Small helper scripts that extend the standard OpenFE CLI workflow with a few extra utilities for setting up and analysing OpenFE calculations.

Current scripts include:

  • prep_rbfe_hybridtop.py for preparing hybrid-topology RBFE networks and writing transformation JSON files
  • prep_rbfe_septop.py for preparing separated-topology (SepTop) RBFE networks and writing transformation JSON files
  • workup.py for summarising and analysing completed OpenFE calculations
  • plot_network.py for plotting ligand-network summaries with RBFE results

Installation

There is no special installation for this repository.

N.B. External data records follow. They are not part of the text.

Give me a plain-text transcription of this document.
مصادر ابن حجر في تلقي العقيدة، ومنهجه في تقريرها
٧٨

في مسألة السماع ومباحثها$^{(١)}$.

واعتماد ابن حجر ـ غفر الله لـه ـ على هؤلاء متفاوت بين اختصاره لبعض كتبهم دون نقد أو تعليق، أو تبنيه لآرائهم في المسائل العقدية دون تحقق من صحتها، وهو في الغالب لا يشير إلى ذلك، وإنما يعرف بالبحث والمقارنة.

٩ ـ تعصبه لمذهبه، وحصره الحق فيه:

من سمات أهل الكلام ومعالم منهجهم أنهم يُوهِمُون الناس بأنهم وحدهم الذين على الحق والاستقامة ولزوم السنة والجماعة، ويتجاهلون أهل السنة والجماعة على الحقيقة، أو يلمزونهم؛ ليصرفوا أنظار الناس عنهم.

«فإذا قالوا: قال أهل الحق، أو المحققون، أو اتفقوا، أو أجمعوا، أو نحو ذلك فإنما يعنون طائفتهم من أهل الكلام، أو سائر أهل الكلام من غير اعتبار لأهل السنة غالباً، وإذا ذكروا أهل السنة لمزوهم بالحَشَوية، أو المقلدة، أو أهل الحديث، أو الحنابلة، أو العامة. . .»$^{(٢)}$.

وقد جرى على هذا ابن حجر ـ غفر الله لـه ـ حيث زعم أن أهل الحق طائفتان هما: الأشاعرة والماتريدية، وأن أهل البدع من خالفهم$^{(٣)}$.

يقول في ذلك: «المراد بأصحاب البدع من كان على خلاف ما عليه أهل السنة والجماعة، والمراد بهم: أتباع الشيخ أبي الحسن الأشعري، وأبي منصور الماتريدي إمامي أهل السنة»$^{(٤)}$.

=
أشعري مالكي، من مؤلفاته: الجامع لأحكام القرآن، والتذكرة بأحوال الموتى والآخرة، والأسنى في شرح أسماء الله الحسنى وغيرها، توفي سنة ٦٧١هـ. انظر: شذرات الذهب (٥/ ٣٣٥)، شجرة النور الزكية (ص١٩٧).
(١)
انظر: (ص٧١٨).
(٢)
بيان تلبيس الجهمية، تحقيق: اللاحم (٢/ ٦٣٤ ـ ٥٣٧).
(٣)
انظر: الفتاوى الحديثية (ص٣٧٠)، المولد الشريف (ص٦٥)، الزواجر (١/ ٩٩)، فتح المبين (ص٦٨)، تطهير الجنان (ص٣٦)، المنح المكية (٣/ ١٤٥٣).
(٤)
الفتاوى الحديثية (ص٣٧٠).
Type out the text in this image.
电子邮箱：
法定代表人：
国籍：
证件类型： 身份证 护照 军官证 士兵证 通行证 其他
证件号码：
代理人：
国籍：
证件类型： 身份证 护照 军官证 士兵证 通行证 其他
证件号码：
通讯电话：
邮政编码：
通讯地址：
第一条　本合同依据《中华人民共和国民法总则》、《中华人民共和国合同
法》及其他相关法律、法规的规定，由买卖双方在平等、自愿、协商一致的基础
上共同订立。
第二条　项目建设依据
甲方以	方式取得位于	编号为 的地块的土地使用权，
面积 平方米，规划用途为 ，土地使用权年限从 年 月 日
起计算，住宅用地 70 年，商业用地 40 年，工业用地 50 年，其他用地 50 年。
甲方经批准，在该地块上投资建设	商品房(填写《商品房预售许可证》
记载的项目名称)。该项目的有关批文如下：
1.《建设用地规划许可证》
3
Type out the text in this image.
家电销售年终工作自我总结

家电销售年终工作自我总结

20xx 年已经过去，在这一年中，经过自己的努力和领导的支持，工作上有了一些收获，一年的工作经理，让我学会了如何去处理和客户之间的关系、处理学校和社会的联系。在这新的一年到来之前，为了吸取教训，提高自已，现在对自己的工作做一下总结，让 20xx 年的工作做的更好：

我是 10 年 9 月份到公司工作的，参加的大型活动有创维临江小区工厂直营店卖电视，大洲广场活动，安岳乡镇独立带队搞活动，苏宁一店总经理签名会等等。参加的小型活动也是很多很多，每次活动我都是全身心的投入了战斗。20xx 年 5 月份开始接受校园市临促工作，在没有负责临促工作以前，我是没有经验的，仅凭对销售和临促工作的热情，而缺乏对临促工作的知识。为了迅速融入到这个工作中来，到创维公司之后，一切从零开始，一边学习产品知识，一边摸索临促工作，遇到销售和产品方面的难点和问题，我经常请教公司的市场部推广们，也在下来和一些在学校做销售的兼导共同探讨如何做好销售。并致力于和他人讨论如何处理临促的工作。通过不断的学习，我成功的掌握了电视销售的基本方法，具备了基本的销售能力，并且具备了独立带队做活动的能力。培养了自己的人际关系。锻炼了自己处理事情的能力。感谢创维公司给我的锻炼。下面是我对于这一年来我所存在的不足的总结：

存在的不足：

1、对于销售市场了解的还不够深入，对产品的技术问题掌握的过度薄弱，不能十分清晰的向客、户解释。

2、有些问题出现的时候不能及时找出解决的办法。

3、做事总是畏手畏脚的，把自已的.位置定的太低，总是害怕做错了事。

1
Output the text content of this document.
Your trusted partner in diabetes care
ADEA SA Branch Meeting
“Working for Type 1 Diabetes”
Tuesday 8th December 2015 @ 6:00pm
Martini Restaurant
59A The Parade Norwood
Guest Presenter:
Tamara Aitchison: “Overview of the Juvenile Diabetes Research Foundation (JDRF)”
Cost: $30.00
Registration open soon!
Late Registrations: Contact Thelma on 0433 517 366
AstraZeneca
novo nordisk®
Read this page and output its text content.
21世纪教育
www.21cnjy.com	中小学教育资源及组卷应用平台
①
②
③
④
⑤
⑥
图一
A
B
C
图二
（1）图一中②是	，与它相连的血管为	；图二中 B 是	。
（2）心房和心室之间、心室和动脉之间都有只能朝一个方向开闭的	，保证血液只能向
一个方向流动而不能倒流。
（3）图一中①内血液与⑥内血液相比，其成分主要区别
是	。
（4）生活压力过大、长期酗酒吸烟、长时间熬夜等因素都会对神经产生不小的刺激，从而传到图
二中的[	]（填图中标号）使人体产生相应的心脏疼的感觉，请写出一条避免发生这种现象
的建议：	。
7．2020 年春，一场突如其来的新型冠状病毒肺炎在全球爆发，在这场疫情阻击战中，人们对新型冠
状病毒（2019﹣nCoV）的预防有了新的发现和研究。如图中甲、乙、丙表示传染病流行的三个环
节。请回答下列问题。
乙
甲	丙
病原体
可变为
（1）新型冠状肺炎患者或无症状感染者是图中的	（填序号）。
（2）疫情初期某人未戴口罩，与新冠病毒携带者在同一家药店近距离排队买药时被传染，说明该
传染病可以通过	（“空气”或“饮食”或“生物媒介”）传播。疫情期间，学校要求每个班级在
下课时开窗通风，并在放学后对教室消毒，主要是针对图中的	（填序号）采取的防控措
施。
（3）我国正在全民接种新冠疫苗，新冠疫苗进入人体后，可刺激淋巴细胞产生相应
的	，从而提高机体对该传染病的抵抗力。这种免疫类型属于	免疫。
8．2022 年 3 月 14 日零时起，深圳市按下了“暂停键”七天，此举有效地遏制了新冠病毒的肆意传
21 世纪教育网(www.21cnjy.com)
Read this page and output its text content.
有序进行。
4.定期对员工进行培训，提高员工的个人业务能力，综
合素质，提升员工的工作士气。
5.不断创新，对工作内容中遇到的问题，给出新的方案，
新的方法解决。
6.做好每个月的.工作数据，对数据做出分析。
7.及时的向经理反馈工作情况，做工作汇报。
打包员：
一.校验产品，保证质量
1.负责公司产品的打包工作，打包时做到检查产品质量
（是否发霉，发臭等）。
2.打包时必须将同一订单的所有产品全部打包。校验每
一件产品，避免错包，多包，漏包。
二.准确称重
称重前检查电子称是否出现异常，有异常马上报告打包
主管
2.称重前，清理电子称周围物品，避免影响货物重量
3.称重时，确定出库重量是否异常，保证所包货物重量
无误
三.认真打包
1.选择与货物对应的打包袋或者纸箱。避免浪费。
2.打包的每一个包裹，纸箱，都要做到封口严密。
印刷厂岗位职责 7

The scripts are intended to be run from a vanilla OpenFE conda/mamba environment with the usual OpenFE dependencies available, for example:

micromamba activate openfe_env

or the equivalent conda environment you already use for OpenFE.

prep_rbfe_hybridtop.py

This script prepares an RBFE hybrid-topology setup from:

  • a receptor PDB file
  • a ligand SDF file
  • a selected network-planning mode

It writes:

  • network_setup/ligand_network.png
  • network_setup/ligand_network.graphml
  • network_setup/transformations/*.json
  • mapping PNG files into mappings/

Basic usage

Minimal example using the default settings:

python3 prep_rbfe_hybridtop.py \
  --rec example_small/structures/5H9P_prepped.pdb \
  --ligs example_small/structures/thiodigalactoside_thiolactose_Cfiller.sdf \
  --mapper kartograf \
  --scorer lomap \
  --network minimal_redundant \
  --windows 11 \
  --windowtime 5 \
  --output-dir .

Important defaults:

  • --network minimal_redundant
  • --mapper kartograf
  • --scorer lomap
  • --windows 11
  • --windowtime 5

Argument meanings:

  • --rec: path to the prepared receptor PDB file
  • --ligs: path to the ligand SDF file
  • --mapper: atom mapper used to generate atom mappings between ligands
  • --scorer: scorer used for automatic network planning; ignored for --network custom
  • --network: network-construction mode, one of minimal_spanning, minimal_redundant, radial, maximal, or custom
  • --windows: number of lambda windows and OpenMM replicas
  • --windowtime: production simulation time per window in nanoseconds
  • --output-dir: directory where network_setup/ and mappings/ will be written

Additional optional arguments:

  • --central-ligand: central ligand name for --network radial
  • --custom-network: YAML file with custom ligand pairs for --network custom

Custom network from ligand names

You can also define the network explicitly with a YAML file and run:

python3 prep_rbfe_hybridtop.py \
  --rec example_small/structures/5H9P_prepped.pdb \
  --ligs example_small/structures/thiodigalactoside_thiolactose_Cfiller.sdf \
  --network custom \
  --custom-network custom_network.yaml

An example file is included in this repository as custom_network.yaml.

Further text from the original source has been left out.